Op 7 maart is bekend geworden dat de Oostenrijkse katten getest zijn op H5N1 omdat zij in hetzelfde asiel verbleven waar eerder in februari besmette kippen zijn aangetroffen. Deze kippen waren waarschijnlijk besmet door wilde zwanen met H5N1 die voor de kippen in de kooien hebben gezeten. Zowel de zwanen als de kippen zijn afgemaakt. Twee van de drie katten in asiel Noach's Ark, nabij Graz lijken de virusinfectie te hebben overwonnen.

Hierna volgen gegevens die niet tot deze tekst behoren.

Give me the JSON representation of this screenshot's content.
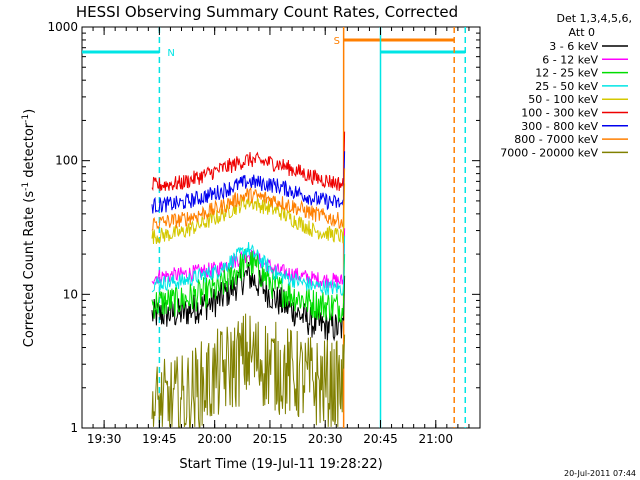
{
  "chart_data": {
    "type": "line",
    "title": "HESSI Observing Summary Count Rates, Corrected",
    "xlabel": "Start Time (19-Jul-11 19:28:22)",
    "ylabel_main": "Corrected Count Rate (s",
    "ylabel_sup1": "-1",
    "ylabel_mid": " detector",
    "ylabel_sup2": "-1",
    "ylabel_end": ")",
    "yscale": "log",
    "ylim": [
      1,
      1000
    ],
    "xlim": [
      "19:24",
      "21:12"
    ],
    "x_ticks": [
      "19:30",
      "19:45",
      "20:00",
      "20:15",
      "20:30",
      "20:45",
      "21:00"
    ],
    "y_ticks": [
      {
        "value": 1,
        "label": "1"
      },
      {
        "value": 10,
        "label": "10"
      },
      {
        "value": 100,
        "label": "100"
      },
      {
        "value": 1000,
        "label": "1000"
      }
    ],
    "data_start": "19:43",
    "data_end": "20:35",
    "legend_header": [
      "Det 1,3,4,5,6,",
      "Att 0"
    ],
    "legend_position": "right",
    "series": [
      {
        "name": "3 - 6 keV",
        "color": "#000000",
        "values": [
          [
            0,
            7
          ],
          [
            8,
            7.2
          ],
          [
            18,
            9
          ],
          [
            26,
            14
          ],
          [
            34,
            9
          ],
          [
            44,
            6
          ],
          [
            52,
            5.5
          ]
        ]
      },
      {
        "name": "6 - 12 keV",
        "color": "#ff00ff",
        "values": [
          [
            0,
            13.5
          ],
          [
            8,
            14
          ],
          [
            18,
            15.5
          ],
          [
            26,
            20
          ],
          [
            34,
            15
          ],
          [
            44,
            13
          ],
          [
            52,
            12.5
          ]
        ]
      },
      {
        "name": "12 - 25 keV",
        "color": "#00dd00",
        "values": [
          [
            0,
            8.5
          ],
          [
            8,
            9
          ],
          [
            18,
            11
          ],
          [
            26,
            18
          ],
          [
            34,
            11
          ],
          [
            44,
            8.5
          ],
          [
            52,
            8
          ]
        ]
      },
      {
        "name": "25 - 50 keV",
        "color": "#00e5e5",
        "values": [
          [
            0,
            12
          ],
          [
            8,
            12.5
          ],
          [
            18,
            15
          ],
          [
            26,
            22
          ],
          [
            34,
            14
          ],
          [
            44,
            11.5
          ],
          [
            52,
            11
          ]
        ]
      },
      {
        "name": "50 - 100 keV",
        "color": "#d4c800",
        "values": [
          [
            0,
            27
          ],
          [
            8,
            29
          ],
          [
            18,
            38
          ],
          [
            26,
            50
          ],
          [
            34,
            42
          ],
          [
            44,
            30
          ],
          [
            52,
            27
          ]
        ]
      },
      {
        "name": "100 - 300 keV",
        "color": "#ee0000",
        "values": [
          [
            0,
            65
          ],
          [
            8,
            68
          ],
          [
            18,
            85
          ],
          [
            26,
            102
          ],
          [
            34,
            95
          ],
          [
            44,
            75
          ],
          [
            52,
            66
          ]
        ]
      },
      {
        "name": "300 - 800 keV",
        "color": "#0000ee",
        "values": [
          [
            0,
            46
          ],
          [
            8,
            48
          ],
          [
            18,
            58
          ],
          [
            26,
            70
          ],
          [
            34,
            65
          ],
          [
            44,
            52
          ],
          [
            52,
            47
          ]
        ]
      },
      {
        "name": "800 - 7000 keV",
        "color": "#ff7f00",
        "values": [
          [
            0,
            34
          ],
          [
            8,
            36
          ],
          [
            18,
            44
          ],
          [
            26,
            56
          ],
          [
            34,
            50
          ],
          [
            44,
            40
          ],
          [
            52,
            35
          ]
        ]
      },
      {
        "name": "7000 - 20000 keV",
        "color": "#808000",
        "values": [
          [
            0,
            1.4
          ],
          [
            8,
            1.6
          ],
          [
            18,
            2.5
          ],
          [
            26,
            3.5
          ],
          [
            34,
            2.8
          ],
          [
            44,
            2.2
          ],
          [
            52,
            2
          ]
        ]
      }
    ],
    "flags": [
      {
        "label": "N",
        "color": "#00e5e5",
        "segments": [
          [
            "19:24",
            "19:45"
          ],
          [
            "20:45",
            "21:08"
          ]
        ],
        "level": 650
      },
      {
        "label": "S",
        "color": "#ff7f00",
        "segments": [
          [
            "20:35",
            "21:05"
          ]
        ],
        "level": 800
      }
    ],
    "vlines": [
      {
        "time": "19:45",
        "color": "#00e5e5",
        "style": "dashed"
      },
      {
        "time": "20:35",
        "color": "#ff7f00",
        "style": "solid"
      },
      {
        "time": "20:45",
        "color": "#00e5e5",
        "style": "solid"
      },
      {
        "time": "21:05",
        "color": "#ff7f00",
        "style": "dashed"
      },
      {
        "time": "21:08",
        "color": "#00e5e5",
        "style": "dashed"
      }
    ],
    "timestamp": "20-Jul-2011 07:44"
  }
}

2007[bewerken | brontekst bewerken]

In december wordt vogelgriep vastgesteld op twee kalkoenboerderijen nabij Płock, in het centrum van Polen.[3] Eind december 2007 maakte het Egyptische ministerie van Gezondheid bekend dat er vier mensen binnen een week aan de H5N1-variant zijn overleden.[4]

Nadien[bewerken | brontekst bewerken]

Het virus is tot 2023 waargenomen in meer dan 20 Europese landen: Nederland, Engeland, Polen, Rusland, Duitsland, Frankrijk, Griekenland, Slowakije, Bosnië, Kroatië, Hongarije, Oostenrijk, Slovenië, Italië, Roemenië, Turkije, Oekraïne, Cyprus, Bulgarije, Zwitserland, Denemarken, Tsjechië, Zweden, en Schotland

Op 27 september 2022 heeft het Spaans Nationaal Centrum voor Microbiologie een besmetting bevestigd bij werknemer van een pluimveebedrijf waar de ziekte was uitgebroken onder de vogels.[5]